Depends on how you define the term, of course. The Danish Navy used some of the Madsen Model 1896 semi-auto rifles, later developed into the Madsen machine rifle. The first more-or-less successful combat use of a semiauto was as an aircraft weapon, back in the WWI days when aviators took potshots at each other with handguns. Propellor synchronisation of belt-fed MGs firing through the propellor arc [eventually perfected and technically, initially a semi-auto firing cycle tripped by lobes on the propellor shaft] had not yet come along and the Germans had about enough of the more sporting aspects of aerial warfare. Enter their contribution to that subset of military science, the Swiss SIG-manufactured version of the Mexican Mondragon M1908 semiauto rifle in the 7x57mm Mauser cartridge, known to the Germans as the Flieger-Selbstlader-Karabiner 15.

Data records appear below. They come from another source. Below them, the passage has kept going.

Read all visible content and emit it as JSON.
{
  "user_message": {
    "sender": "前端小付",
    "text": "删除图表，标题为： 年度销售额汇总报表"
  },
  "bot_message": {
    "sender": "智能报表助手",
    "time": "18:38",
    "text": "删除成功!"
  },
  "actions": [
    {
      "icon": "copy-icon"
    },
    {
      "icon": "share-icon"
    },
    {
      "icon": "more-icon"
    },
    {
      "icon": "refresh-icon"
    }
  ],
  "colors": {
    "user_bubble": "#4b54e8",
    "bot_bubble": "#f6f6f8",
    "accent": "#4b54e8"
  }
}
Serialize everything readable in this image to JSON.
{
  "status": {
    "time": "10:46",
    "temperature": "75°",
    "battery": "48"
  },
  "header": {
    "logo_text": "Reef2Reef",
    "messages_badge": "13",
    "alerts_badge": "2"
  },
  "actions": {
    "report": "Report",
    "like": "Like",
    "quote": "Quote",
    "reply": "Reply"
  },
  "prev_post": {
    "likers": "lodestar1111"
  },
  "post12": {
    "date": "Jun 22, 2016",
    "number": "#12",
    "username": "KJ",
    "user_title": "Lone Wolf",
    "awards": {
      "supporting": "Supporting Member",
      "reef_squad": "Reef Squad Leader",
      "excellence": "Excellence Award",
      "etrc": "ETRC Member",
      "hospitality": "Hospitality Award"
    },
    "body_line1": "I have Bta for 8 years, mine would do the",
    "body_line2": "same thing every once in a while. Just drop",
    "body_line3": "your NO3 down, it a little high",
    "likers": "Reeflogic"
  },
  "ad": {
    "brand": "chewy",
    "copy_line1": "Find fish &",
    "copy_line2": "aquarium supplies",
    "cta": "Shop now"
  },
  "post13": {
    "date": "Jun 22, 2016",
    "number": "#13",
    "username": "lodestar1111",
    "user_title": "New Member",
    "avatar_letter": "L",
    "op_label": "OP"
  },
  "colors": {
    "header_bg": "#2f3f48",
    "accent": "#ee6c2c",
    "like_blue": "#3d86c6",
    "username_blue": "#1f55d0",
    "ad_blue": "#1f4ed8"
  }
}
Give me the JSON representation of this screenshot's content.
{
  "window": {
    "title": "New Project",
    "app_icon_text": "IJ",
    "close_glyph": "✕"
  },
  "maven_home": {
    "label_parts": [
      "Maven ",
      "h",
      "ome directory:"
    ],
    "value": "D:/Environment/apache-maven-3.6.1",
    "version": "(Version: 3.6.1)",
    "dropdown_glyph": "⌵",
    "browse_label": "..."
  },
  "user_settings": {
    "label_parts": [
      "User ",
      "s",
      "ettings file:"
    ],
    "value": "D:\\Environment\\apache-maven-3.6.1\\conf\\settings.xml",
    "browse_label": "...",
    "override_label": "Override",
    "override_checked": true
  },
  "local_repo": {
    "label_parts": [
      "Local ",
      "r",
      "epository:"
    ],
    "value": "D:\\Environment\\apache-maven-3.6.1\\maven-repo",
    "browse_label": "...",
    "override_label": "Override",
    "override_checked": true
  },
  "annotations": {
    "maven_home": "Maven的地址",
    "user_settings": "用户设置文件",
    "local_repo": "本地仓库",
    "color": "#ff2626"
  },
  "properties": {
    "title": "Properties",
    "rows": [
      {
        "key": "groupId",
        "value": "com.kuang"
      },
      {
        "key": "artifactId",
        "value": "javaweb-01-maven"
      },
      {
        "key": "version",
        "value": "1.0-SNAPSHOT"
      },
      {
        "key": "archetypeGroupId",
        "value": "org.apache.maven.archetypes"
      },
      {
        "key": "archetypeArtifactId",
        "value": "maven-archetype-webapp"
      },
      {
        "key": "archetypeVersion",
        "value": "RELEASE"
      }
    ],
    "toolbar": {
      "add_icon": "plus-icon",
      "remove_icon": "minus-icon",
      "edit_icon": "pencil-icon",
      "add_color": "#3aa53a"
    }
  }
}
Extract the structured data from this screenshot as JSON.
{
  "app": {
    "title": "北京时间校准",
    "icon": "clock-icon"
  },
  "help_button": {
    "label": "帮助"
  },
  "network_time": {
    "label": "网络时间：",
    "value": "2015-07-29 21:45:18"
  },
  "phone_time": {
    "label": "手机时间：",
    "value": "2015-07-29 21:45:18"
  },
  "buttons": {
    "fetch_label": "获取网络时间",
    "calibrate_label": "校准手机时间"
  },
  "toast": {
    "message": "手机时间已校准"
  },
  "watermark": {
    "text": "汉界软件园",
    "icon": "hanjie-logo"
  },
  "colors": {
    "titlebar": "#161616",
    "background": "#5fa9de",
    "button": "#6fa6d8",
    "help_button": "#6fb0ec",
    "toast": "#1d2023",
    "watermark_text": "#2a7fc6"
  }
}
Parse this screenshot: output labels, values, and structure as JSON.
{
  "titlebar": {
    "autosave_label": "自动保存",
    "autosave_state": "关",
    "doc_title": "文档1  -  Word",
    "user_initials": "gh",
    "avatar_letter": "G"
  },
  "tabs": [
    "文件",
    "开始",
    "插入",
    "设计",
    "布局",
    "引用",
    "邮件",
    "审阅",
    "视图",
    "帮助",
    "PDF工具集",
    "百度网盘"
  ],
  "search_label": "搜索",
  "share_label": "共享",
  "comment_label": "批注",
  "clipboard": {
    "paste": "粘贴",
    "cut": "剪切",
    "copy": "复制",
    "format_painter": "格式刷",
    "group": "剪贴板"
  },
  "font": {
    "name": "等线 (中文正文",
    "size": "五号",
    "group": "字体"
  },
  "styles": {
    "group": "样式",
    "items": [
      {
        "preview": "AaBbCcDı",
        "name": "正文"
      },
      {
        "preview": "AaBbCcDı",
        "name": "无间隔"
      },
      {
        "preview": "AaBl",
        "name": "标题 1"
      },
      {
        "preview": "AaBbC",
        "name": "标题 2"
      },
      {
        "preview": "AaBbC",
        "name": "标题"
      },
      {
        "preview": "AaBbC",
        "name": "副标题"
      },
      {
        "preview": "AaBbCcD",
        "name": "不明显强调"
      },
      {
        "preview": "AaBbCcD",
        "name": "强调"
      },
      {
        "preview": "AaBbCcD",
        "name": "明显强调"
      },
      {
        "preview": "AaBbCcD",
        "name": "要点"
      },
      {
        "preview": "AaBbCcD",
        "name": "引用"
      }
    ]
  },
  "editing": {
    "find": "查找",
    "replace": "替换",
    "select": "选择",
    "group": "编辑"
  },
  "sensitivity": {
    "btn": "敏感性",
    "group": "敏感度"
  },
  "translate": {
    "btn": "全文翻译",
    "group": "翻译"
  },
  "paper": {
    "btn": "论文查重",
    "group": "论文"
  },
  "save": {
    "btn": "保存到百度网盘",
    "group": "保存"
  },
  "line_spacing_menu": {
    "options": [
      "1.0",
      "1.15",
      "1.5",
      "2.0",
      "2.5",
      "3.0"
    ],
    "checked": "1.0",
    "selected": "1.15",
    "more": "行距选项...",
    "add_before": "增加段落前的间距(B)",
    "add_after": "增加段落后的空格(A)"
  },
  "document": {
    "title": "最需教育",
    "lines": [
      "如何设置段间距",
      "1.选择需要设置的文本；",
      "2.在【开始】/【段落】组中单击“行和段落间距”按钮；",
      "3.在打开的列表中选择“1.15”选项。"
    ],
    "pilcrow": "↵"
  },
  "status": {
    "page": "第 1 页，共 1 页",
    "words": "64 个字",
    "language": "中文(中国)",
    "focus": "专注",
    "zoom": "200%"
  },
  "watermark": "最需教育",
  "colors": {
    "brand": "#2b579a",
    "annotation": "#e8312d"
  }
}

So far as the first semi-auto weapon to effectively replace the manually operated infantry weapon that preceeded it, that would be Mr. John Garand's wonderful device, the M1 rifle, following initial US Ordnance efforts to turn out a semiauto version of the M1903 Springfield, which included semiauto conversions of the Swiss M1911 straightpull rifle and, eventually, Pedersen's semiauto design that introduced the en-bloc clip-fed magazine of the Garand, initially a 10-round device utilizing Pedersen's .276 cartridge, but very nicely adapted to the .30 M2 and .30 M1 cartridge versions of the .30 calibre cartridge of 1906.
I'm pretty good with the nuts, at least....
Yes. Yes you are. Thanks once again for sharing your knowledge. Have a great weekend!